It is appreciated that, cores 702 can perform algorithmic operations based on communicated data. Cores 702 can include one or more processing elements that may include single instruction, multiple data (SIMD) architecture including one or more processing units configured to perform one or more operations (e.g., multiplication, complex multiplication, addition, multiply-accumulate, etc.) based on commands received from command processor 704. To perform the operation on the communicated data packets, cores 702 can include one or more processing elements for processing information in the data packets. Each processing element may comprise any number of processing units. According to some embodiments of the present disclosure, accelerator architecture 700 may include a plurality of cores 702, e.g., four cores. In some embodiments, the plurality of cores 702 can be communicatively coupled with each other. For example, the plurality of cores 702 can be connected with a single directional ring bus, which supports efficient pipelining for large neural network models. The architecture of cores 702 will be explained in detail with respect to
Command processor 704 can interact with a host unit 720 and pass commands and data to corresponding core 702. In some embodiments, command processor 704 can interact with host unit under the supervision of kernel mode driver (KMD). In some embodiments, command processor 704 can modify the commands to each core 702, so that cores 702 can work in parallel as much as possible. The modified commands can be stored in an instruction buffer. In some embodiments, command processor 704 can be configured to coordinate one or more cores 702 for parallel execution.
DMA unit 708 can assist with transferring data between host memory 721 and accelerator architecture 700. For example, DMA unit 708 can assist with loading data or instructions from host memory 721 into local memory of cores 702. DMA unit 708 can also assist with transferring data between multiple accelerators. DMA unit 708 can allow off-chip devices to access both on-chip and off-chip memory without causing a host CPU interrupt. In addition, DMA unit 708 can assist with transferring data between components of accelerator architecture 700. For example, DMA unit 708 can assist with transferring data between multiple cores 702 or within each core. Thus, DMA unit 708 can also generate memory addresses and initiate memory read or write cycles. DMA unit 708 also can contain several hardware registers that can be written and read by the one or more processors, including a memory address register, a byte-count register, one or more control registers, and other types of registers. These registers can specify some combination of the source, the destination, the direction of the transfer (reading from the input/output (I/O) device or writing to the I/O device), the size of the transfer unit, or the number of bytes to transfer in one burst. It is appreciated that accelerator architecture 700 can include a second DMA unit, which can be used to transfer data between other accelerator architectures to allow multiple accelerator architectures to communicate directly without involving the host CPU.

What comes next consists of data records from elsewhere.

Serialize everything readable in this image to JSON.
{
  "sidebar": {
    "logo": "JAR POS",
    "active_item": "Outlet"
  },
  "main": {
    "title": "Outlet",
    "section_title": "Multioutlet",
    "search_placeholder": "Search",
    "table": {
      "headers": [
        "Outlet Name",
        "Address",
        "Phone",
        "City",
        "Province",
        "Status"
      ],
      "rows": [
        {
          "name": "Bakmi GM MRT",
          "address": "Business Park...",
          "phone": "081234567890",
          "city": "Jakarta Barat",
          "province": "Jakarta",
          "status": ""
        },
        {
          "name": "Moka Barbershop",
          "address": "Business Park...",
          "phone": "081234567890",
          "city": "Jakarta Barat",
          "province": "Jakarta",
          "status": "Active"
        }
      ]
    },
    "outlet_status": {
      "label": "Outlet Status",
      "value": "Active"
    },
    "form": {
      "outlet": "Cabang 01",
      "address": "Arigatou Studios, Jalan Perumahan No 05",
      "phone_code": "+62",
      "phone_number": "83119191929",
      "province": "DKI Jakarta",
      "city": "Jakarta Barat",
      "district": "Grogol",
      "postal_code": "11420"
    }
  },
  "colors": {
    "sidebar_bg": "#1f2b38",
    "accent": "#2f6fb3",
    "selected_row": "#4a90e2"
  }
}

JTAG/TAP controller 710 can specify a dedicated debug port implementing a serial communications interface (e.g., a JTAG interface) for low-overhead access to the accelerator without requiring direct external access to the system address and data buses. JTAG/TAP controller 710 can also have on-chip test access port interface (e.g., a TAP interface) that implements a protocol to access a set of test registers that present chip logic levels and device capabilities of various parts.
Peripheral interface 712 (such as a PCIe interface), if present, serves as an (and typically the) inter-chip bus, providing communication between the accelerator and other devices (e.g., a host system).

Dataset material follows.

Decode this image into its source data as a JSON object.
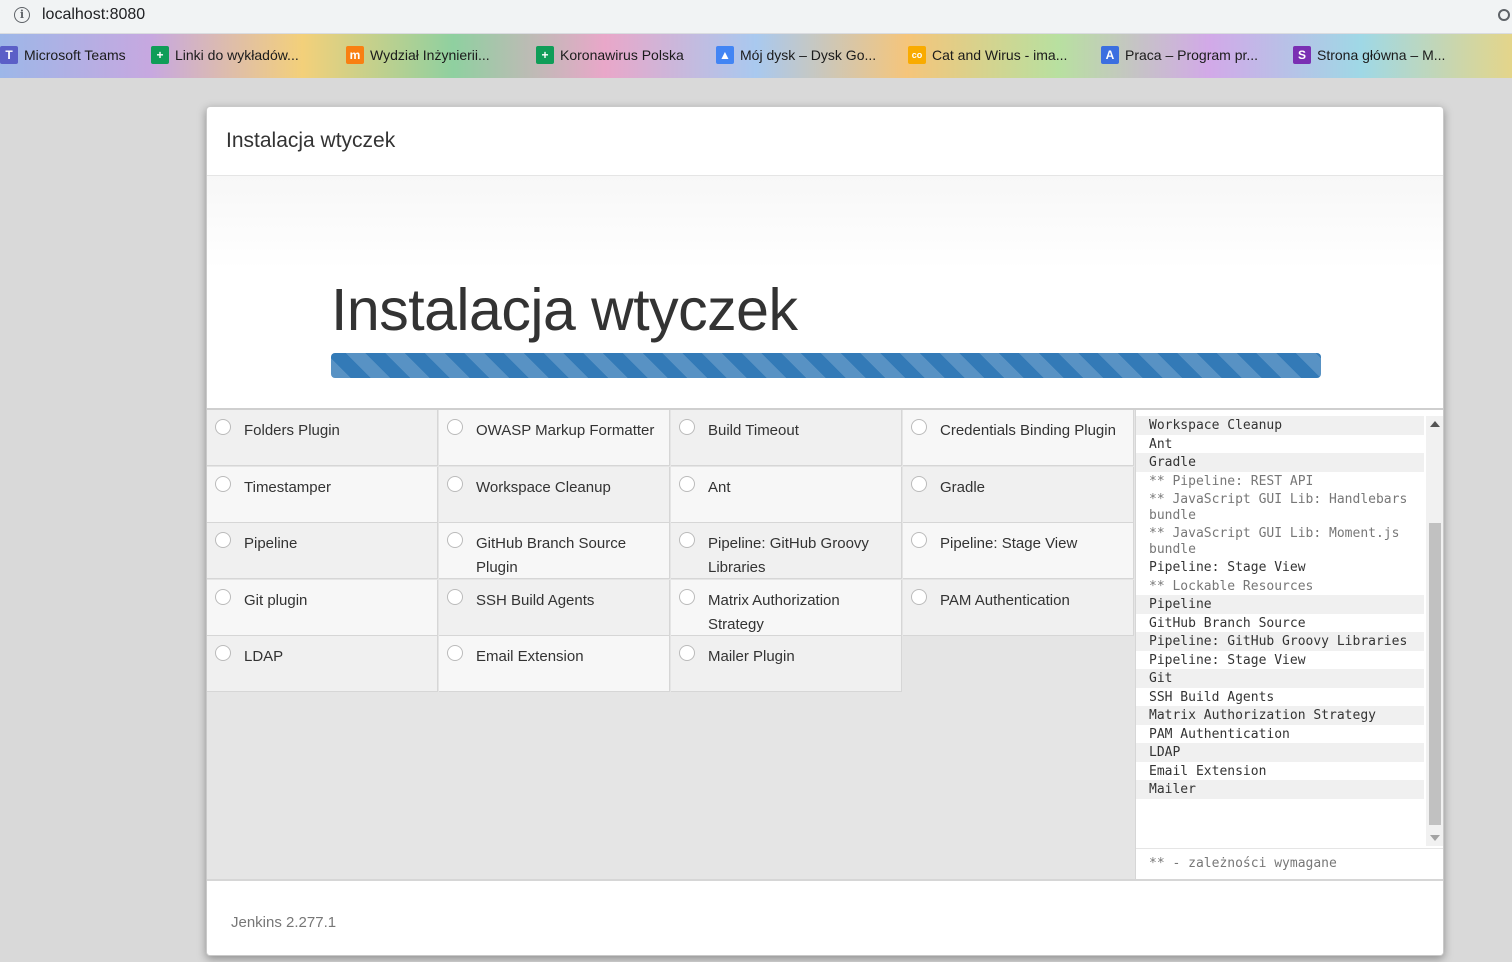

Bus 714 (such as a I2C bus) includes both intra-chip bus and inter-chip buses. The intra-chip bus connects all internal components to one another as called for by the system architecture. While not all components are connected to every other component, all components do have some connection to other components they need to communicate with. The inter-chip bus connects the accelerator with other devices, such as the off-chip memory or peripherals. For example, bus 714 can provide high speed communication across cores and can also connect cores 702 with other units, such as the off-chip memory or peripherals. Typically, if there is a peripheral interface 712 (e.g., the inter-chip bus), bus 714 is solely concerned with intra-chip buses, though in some implementations it could still be concerned with specialized inter-bus communications.
Accelerator architecture 700 can also communicate with a host unit 720. Host unit 720 can be one or more processing unit (e.g., an X86 central processing unit). As shown in
In some embodiments, a host system having host unit 720 and host memory 721 can comprise a compiler (not shown). The compiler is a program or computer software that transforms computer codes written in one programming language into instructions for accelerator architecture 700 to create an executable program. In machine learning applications, a compiler can perform a variety of operations, for example, pre-processing, lexical analysis, parsing, semantic analysis, conversion of input programs to an intermediate representation, initialization of a neural network, code optimization, and code generation, or combinations thereof. For example, the compiler can compile a neural network to generate static parameters, e.g., connections among neurons and weights of the neurons.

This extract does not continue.